Confidentiality is one of the key aspects of both human nature and the communications we use in our day-to-day interactions. With the moving in of the worldwide Web, using email hosting has become one of the most highly welcome means of communication. However, e-mails are not at all crack proof and in fact, some are very prone to peeping by anyone who has the skill and capability to do so.
There are different approaches you can use to ensure your e-mail is always secure. The safest and most radical way to avoid an e-mail confidentiality breach is to simply not use the service. The abstinence approach, according to Department of Homeland Security Secretary, Janet Napolitano, is very secure only if it can be maintained.
Even though e-mail credibility is dependent upon the email hosting service provider you opt for, there still are not any solid rules that really pin down such corporations in case of a security breach due to their incompetence. Currently, there are no standards to enforce content security. Most email hosting providers transmit e-mail content in plain unencrypted text and regularly create unprotected backups at mail servers, leaving a digital trail that sticks for a while.
With e-mails taking the normal routing paths like any other piece of data transmitted on the Internet, crackers have a good number of loopholes through which they can peep into your private content.
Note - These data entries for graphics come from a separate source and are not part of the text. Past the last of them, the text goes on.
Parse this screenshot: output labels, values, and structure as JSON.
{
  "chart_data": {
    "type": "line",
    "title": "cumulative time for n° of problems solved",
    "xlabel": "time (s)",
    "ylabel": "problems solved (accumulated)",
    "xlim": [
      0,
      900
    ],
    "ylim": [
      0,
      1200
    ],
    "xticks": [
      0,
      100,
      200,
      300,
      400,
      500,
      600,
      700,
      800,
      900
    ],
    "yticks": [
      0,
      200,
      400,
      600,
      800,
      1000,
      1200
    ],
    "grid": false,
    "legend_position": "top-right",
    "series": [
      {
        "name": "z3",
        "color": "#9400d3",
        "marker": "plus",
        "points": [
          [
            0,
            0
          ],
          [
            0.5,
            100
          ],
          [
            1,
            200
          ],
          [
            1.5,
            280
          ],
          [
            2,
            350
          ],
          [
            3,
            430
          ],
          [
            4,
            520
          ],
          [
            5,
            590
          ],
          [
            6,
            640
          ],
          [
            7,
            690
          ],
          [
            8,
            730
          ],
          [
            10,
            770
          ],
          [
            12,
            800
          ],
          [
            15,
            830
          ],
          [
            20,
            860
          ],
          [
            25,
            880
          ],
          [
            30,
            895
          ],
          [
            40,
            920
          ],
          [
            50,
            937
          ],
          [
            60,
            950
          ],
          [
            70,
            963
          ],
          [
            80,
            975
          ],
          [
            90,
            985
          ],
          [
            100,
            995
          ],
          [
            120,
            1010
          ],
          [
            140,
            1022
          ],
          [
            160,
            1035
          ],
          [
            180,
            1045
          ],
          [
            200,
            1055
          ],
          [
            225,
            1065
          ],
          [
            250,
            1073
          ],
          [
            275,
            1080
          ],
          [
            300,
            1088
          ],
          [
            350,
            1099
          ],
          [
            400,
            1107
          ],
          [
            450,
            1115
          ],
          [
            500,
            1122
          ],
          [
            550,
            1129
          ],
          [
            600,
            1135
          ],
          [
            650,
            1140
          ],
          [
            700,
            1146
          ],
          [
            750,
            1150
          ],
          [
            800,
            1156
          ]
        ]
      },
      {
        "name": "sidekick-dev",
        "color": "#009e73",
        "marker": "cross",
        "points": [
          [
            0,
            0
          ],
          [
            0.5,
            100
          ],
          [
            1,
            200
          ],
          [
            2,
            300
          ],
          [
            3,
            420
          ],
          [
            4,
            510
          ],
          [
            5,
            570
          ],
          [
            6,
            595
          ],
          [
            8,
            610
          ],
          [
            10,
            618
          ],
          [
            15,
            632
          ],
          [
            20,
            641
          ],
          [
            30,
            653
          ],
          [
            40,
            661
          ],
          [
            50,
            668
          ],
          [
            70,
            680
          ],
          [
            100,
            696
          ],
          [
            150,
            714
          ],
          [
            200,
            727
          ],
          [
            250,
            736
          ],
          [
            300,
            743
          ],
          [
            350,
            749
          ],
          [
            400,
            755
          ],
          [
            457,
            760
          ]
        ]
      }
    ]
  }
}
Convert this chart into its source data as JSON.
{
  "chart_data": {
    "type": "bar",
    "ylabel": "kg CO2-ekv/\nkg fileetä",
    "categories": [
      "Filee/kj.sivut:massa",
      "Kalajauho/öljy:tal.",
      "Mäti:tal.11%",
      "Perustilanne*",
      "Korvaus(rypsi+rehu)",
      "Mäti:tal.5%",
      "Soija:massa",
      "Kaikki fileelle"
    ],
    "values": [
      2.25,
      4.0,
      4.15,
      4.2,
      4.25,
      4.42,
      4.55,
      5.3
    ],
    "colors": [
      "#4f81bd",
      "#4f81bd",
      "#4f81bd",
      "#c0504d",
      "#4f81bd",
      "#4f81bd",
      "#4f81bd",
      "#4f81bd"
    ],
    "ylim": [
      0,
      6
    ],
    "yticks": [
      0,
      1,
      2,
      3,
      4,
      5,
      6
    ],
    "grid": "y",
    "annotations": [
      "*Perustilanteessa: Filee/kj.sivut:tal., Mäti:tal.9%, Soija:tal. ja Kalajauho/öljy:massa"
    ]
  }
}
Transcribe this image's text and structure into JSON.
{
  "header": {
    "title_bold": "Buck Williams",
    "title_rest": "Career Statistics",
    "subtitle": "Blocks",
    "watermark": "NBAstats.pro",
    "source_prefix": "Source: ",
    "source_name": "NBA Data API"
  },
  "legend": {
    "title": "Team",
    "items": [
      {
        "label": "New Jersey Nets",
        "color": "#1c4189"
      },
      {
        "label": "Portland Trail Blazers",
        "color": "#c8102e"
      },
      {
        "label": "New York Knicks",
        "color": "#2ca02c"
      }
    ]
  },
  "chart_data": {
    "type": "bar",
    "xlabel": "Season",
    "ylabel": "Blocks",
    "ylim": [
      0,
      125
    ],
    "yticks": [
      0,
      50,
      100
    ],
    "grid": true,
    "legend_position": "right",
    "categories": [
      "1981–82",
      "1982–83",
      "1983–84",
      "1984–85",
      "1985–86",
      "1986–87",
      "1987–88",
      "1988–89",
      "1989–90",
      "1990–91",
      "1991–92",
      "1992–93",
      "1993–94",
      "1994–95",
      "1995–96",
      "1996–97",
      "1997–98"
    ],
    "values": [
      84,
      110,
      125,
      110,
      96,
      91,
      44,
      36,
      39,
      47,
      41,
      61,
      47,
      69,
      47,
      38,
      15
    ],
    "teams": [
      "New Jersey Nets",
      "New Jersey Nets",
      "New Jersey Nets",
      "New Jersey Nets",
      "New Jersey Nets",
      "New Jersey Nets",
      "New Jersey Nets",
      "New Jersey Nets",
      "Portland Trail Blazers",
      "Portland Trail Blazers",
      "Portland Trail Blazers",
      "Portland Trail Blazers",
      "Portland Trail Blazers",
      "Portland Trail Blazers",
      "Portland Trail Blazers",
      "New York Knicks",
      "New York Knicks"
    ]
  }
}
Inadequately protected routers in the transmission chain create loopholes that email hosting providers have little control of.
Though many Internet security experts argue that with the huge traffic of e-mails being sent at any specific time, it is highly improbable to isolate and manipulate the content of one specific message yet a well-endowed organization can deploy intelligent software to screen through such voluminous content with ease.
In addition to the probability of external hackings, email hosting companies can also breach the confidentiality of your mail. A good example is the effect of commercial pressure that leads to reputable providers like Yahoo and Gmail sharing e-mail content with advertisers. What else can explain the deployment of advertisements that are context-sensitive to the content of your e=mail?
While scrapping e-mail altogether can be a safe but radical approach, it's pretty obvious that you don't have to go down the road that the Department of Homeland Security’s Napolitano has taken. There are many solutions that exist that can fully encrypt the content of the e-mails sent making them harder, but not impossible to crack. In addition to this, it is on rare occasions when the few e-mails that get compromised wreck havoc if viewed by third parties. Napolitano however seems to have a different opinion on this which is understandable considering the nature of e=mails she receives.